Jobs are plentiful, that much is true. But they are jobs that don’t pay very well. And while average incomes are going up, incomes for most people are not. In fact, there are more and more people earning less and less. Average wages are rising, because pay levels at the top are soaring. Goldman Sachs employees, for one, have never had it so good. But for most people, wages are going down. Weekly wages fell 0.7% last month. They’re down 0.2% for the year. Half the months from ’01 through ’04 saw no wage gains. And for 90% of workers, those earning less than $184,800 per year, median incomes fell 0.5% during the period ’01-’04.

These are the same people who don’t pay cash for their houses, who depend on jobs for their livings, and who, especially lower down the income ladder, have no savings and owe large amounts on small houses, which they service out of small incomes. Now, their ARMs are being reset higher, even as their house values and incomes drift lower.

The feds spared the nation a serious correction in 2001. But they did it at the expense of America’s working classes, who were lured deep into debt in order to keep spending. Now that rates are rising, they find it impossible to continue. And they are left in a position you might wish upon your enemies, but not your friends. They are not only relatively poorer than they were – compared to the rich in America as well as the poor in Asia, whose incomes have been racing ahead – they are poorer in absolute terms, too. Their net assets are few. Their debts are many. And their incomes are lower than they were five years ago.

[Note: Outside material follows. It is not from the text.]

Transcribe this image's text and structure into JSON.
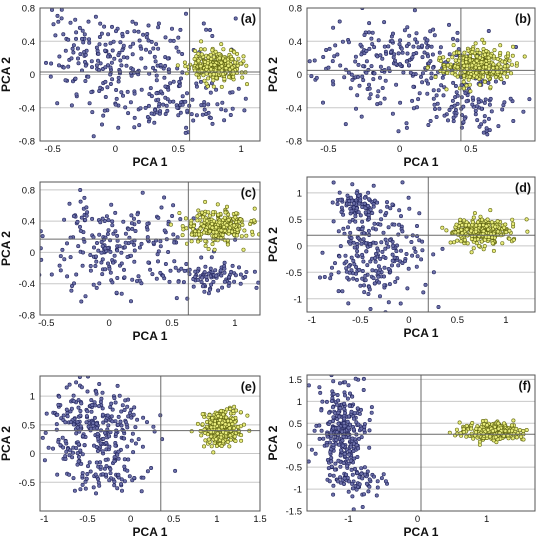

When middle and lower classes finally figure out what has happened to them, they are not going to be very happy about it.

*** “Enjoy the party,” said our friend Tim Price late last year, “but make sure you dance near the door.” You can do that in the financial markets…by buying put options, setting tight stop losses, or using a form of portfolio insurance. But what can you do in the housing market? There, by the time you realize the party is over, the doorway is already jammed with people trying to find their car keys. For Sale signs go up quickly. Before you know it, the buyers disappear. As soon as they sense falling prices, they wait…hoping to get the property they want at a lower price.

*** “It sounds like Representative Tim Ryan (D-17th district) of Ohio read your book Empire of Debt,” writes one reader. “I saw him on CSPAN last night with the charts of interest and the long term results of economic damage with the money being sent overseas, particularly China and Japan.”

*** Another reader writes:

“Sign of the Times? Here’s a message I received today on our local-community e-mail list.

“‘Gas siphoners have been hitting our neighborhood regularly in the middle of the night and they break the gas caps as well. Apparently they are in a red truck. We are across the street from Schallenberger Elementary School. They hit numerous houses in the area frequently.’

“Where do we live?

“In an upscale area in the heart of Silicon Valley.”